Generally there are many devices connected to a system through external ports. Many of the devices are connected through USB ports. Whenever a USB device is connected to a system you can see the port it is connected through the dmesg command, which shows the device name under which the USB device got connected.

You can also use the lsusb command to figure out the vendor information of the connected device.

When there are multiple devices, the order in which they are deducted by the system decides the name of the device. For example, if I take two USB Storage devices, one would connect as /dev/ttyUSB0 and the other would connect as /dev/ttyUSB1. Which USB Storage devices joins under what name depends in the order in which they are inserted.

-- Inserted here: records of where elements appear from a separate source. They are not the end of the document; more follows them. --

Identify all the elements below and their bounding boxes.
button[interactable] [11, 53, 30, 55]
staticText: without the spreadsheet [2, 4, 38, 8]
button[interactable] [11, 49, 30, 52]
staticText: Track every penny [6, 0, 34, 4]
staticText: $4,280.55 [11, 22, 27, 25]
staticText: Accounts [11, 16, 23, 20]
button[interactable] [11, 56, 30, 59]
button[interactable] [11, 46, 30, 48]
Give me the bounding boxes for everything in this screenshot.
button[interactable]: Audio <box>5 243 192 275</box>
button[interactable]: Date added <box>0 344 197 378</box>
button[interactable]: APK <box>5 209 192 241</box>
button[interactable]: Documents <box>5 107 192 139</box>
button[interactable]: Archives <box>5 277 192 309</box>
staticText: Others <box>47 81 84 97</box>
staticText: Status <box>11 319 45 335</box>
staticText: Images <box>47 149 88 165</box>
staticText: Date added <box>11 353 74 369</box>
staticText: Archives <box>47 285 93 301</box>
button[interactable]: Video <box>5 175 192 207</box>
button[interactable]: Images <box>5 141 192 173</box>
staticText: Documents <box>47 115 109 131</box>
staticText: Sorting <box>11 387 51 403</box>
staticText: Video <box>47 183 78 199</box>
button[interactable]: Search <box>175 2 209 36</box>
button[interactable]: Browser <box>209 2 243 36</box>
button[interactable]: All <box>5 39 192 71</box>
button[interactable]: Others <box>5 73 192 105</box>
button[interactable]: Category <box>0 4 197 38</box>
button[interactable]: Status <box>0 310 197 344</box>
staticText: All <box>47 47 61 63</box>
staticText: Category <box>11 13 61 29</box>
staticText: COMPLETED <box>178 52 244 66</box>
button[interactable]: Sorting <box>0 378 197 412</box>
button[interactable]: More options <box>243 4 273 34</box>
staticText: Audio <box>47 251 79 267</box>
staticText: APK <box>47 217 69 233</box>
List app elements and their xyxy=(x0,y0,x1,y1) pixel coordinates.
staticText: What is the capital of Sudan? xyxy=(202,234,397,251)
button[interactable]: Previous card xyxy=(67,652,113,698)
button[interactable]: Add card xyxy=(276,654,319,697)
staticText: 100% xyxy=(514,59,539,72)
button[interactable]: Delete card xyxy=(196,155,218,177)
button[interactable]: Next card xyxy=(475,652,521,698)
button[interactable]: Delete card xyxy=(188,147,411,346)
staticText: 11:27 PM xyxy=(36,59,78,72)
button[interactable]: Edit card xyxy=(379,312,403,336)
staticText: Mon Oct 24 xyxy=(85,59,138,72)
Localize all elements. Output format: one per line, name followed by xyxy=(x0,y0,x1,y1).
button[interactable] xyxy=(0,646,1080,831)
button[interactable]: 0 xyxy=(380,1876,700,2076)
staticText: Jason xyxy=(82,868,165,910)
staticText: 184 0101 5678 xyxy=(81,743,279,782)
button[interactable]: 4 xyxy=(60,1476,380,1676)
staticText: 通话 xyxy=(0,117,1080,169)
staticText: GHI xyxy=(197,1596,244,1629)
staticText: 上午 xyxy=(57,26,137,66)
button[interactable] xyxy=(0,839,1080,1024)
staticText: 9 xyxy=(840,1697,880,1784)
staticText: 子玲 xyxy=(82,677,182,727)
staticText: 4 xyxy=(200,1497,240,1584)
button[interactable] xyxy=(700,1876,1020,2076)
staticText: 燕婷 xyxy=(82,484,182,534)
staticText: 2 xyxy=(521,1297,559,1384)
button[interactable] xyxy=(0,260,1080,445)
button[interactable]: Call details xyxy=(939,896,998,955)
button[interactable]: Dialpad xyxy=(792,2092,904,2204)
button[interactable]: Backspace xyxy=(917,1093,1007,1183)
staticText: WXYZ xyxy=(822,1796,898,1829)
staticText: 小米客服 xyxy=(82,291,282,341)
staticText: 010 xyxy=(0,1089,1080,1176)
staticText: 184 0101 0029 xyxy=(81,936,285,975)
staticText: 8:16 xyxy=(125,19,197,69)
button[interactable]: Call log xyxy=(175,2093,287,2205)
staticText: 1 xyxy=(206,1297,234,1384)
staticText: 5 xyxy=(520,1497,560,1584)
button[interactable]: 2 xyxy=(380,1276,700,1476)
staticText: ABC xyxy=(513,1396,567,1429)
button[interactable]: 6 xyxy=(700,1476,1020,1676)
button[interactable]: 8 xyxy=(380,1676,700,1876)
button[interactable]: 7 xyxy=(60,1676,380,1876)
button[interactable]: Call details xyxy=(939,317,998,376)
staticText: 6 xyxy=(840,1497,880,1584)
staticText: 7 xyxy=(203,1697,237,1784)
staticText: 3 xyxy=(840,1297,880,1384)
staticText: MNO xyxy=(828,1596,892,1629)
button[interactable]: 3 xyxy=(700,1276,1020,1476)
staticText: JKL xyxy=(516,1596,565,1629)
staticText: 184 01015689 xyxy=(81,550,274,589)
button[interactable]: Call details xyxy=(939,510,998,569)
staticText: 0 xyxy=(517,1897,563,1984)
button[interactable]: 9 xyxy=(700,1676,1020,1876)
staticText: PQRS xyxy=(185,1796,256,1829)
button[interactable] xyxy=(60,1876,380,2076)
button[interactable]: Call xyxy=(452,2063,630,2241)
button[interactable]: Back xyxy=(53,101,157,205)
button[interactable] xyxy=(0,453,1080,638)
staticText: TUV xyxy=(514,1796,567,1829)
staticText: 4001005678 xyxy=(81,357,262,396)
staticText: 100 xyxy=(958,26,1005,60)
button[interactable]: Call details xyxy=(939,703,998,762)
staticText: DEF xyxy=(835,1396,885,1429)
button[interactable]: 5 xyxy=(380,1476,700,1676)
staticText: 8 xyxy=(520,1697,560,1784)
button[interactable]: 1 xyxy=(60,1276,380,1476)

There are multiple programs which need a constant name for their operations. It could create a problem similar to that of having a dynamic IP instead of a static IP. The solution to this is to use UDEV rules. We can write rules based on the vendor, manufacturer, subsystem, serial number etc. These rules help us to define a unique name to a mounted device. They actually don’t change the name of the mount instead they provide a soft link from the name mentioned to the dynamic name assigned at the time of mounting.

UDEV rules are more powerful than that, they even allow you to run a script when a certain device is mounted. They also allow to change the permission of the mounted device.

You need to update the UDEV rules in a system file ( /etc/udev/rules.d/10-user-defined.rules ). We prefer giving a number at the start of the name of the file because the rules are checked in all the files in the directory in alphabetical order.